Relating Linear Algebra to Soundcloud
But in a weird way..
My Soundcloud playlist titled Fog is a gloomy amalgamation of songs that starts off melancholy and disjoint and dips you in a grim black muck that you can’t shake off. The tempo begins to rise awkwardly and you don’t feel reassured. You’re in an uncertain medium that induces self-doubt and pensiveness. The songs are heavy and lack vocals. But soon the uneasiness dissipates as the quickening tempo of the tunes creates a smooth transition into upbeat vocals. But the fog has yet to clear when you reach the end; you’re at the last song listening to a man moaning in what seems like Portuguese in a gypsy folk song you would hear on a train ride through Kazakhstan.
When I listen to Fog, I awe at the fact that such a playlist can be so eclectic in terms of its genres but can contain songs that all induce similar feelings. I mostly listen to it while I’m doing Linear Algebra, so I can’t help but relate the playlist to the concepts I learn. Because Soundcloud calls playlists “sets”, it’s difficult not to think of math. So let’s begin.
A set is made up of vectors, and we can think of these vectors to be songs. A vector has a magnitude and a direction. A song does too; a song can induce very specific feelings of different strengths within a listener. We can imagine a song plotted on a 2-dimensional plane with the axes being emotions — a huge range of feelings! But what if we were to combine bits and pieces of songs to induce even more powerful emotions?
This leads us to the span of a set. We define the span of a non-empty set to be the collection of all linear combinations of the songs in it. We aren’t making mashups when we’re talking about linear combinations nor are we looking at how the order of songs in a set makes us feel. We’re specifically looking at all the music and sounds that come to mind if we take elements from certain songs and mix them with others. Questions that come to my mind are: how many flavors does a song have? Can a song reach multiple genres? If so, which ones? When we have a linear combination of songs, how many sounds, notes, etc. can we feel?
A set can span a wide variety of genres and not necessarily contain songs from them, and that’s because each artist can be influenced by musicians outside his or her genre. Since we can see each song as a work influenced by multiple genres, containing similar vocals, instruments, and tunes, it’s possible to argue that a Soundcloud set can be broken down to a subset of a linearly independent genres of music. These genres of music cannot be expressed as linear combinations one another and also span our Soundcloud set. In other words, the linear combination of these genres is able to achieve the same feelings as the linear combination of the original set — their spans are the same!

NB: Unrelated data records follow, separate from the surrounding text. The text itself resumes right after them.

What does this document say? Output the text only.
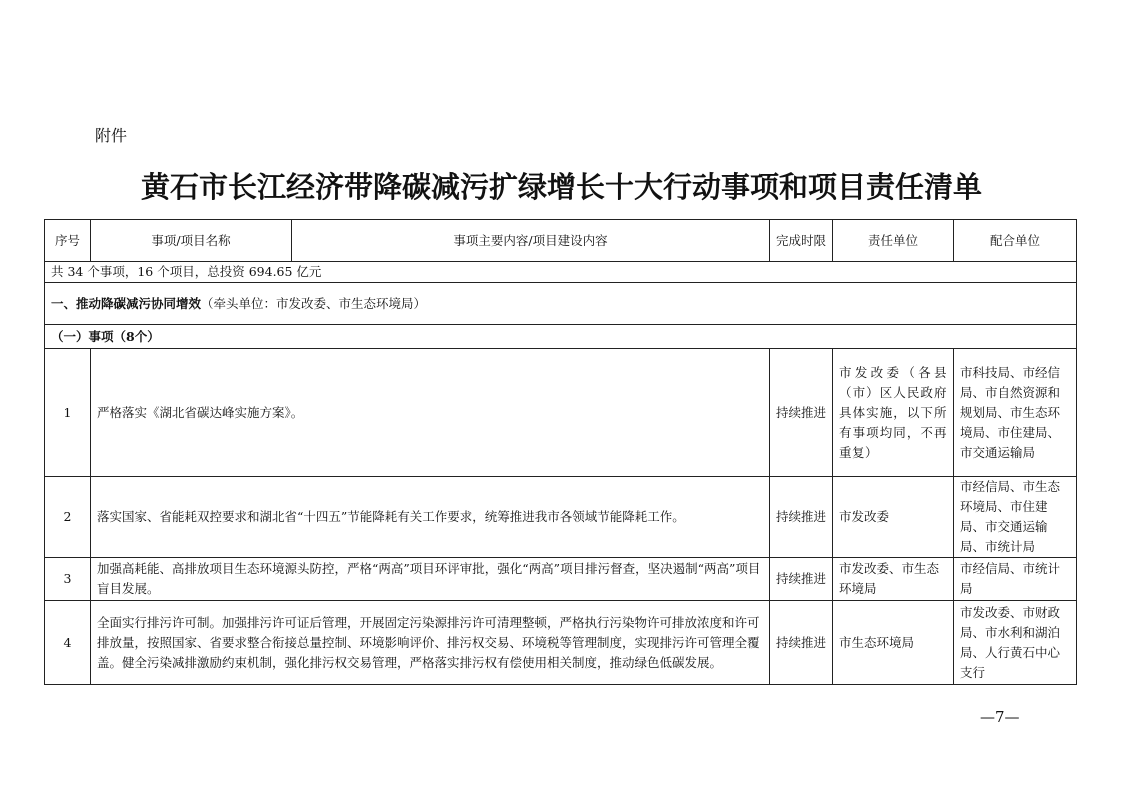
附件
黄石市长江经济带降碳减污扩绿增长十大行动事项和项目责任清单
序号	事项/项目名称	事项主要内容/项目建设内容	完成时限	责任单位	配合单位
共 34 个事项，16 个项目，总投资 694.65 亿元					
一、推动降碳减污协同增效（牵头单位：市发改委、市生态环境局）					
（一）事项（8个）					
1	严格落实《湖北省碳达峰实施方案》。		持续推进	市发改委（各县（市）区人民政府具体实施，以下所有事项均同，不再重复）	市科技局、市经信局、市自然资源和规划局、市生态环境局、市住建局、市交通运输局
2	落实国家、省能耗双控要求和湖北省“十四五”节能降耗有关工作要求，统筹推进我市各领域节能降耗工作。		持续推进	市发改委	市经信局、市生态环境局、市住建局、市交通运输局、市统计局
3	加强高耗能、高排放项目生态环境源头防控，严格“两高”项目环评审批，强化“两高”项目排污督查，坚决遏制“两高”项目盲目发展。		持续推进	市发改委、市生态环境局	市经信局、市统计局
4	全面实行排污许可制。加强排污许可证后管理，开展固定污染源排污许可清理整顿，严格执行污染物许可排放浓度和许可排放量，按照国家、省要求整合衔接总量控制、环境影响评价、排污权交易、环境税等管理制度，实现排污许可管理全覆盖。健全污染减排激励约束机制，强化排污权交易管理，严格落实排污权有偿使用相关制度，推动绿色低碳发展。		持续推进	市生态环境局	市发改委、市财政局、市水利和湖泊局、人行黄石中心支行
—7—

As an example of how a song can be broken down into two “non-overlapping” genres, Beethoven and Rakim produced two vastly different types of music, but both influences were seen in Nas’ song titled “I Can”. The “doodle-doodle-doo” from Fur Elise echoes in the background while the artist gives a ice-grilled rap sermon echoing Rakim’s diamond-sharp style.
And now I guess my humanistic thought processing has lead me to a more technical path, because now I feel like I hit a dead end in my comparisons. Rather than looking at a song and its influence on our emotions, what if we looked at its components? Instead of being limited to two dimensions, what if we broke down a song into its different characteristics, like beats per minute and acoustics and range of notes and hundreds of others?
Well now I feel like you can do a lot more with the songs if you were to have some sort of scale for the characteristics, because once you have a ton of vectors (songs) in 100+ Dimensional space, you can actually make really interesting comparisons. You would also be able to have a stronger analysis of the different emotions songs can induce, assuming a song can produce a generally agreed-upon emotion. (It can.) You could run statistical tests on sad music and look deeper the fact that sad songs generally happen to be in the minor key, maybe understanding the common instruments, vocals, beats, that evoke such emotions. That would be an awesome way to apply big data analytics.
Aaaaaand I think I’ve just hit Pandora.
Once you have all these vectors and their variables, if you have some gnarly computational power, you can generate a playlist of songs that are close in distance from the input. And when you add some flavor after you searched by adding another artist, composer, whatever, you’re probably just taking the average between those two vectors. When Pandora tells you, “You’re listening to this song because…”, it could be describing the specific characteristics that are within a close range to those of the song you originally searched. That’s awesome. Linear algebra’s awesome.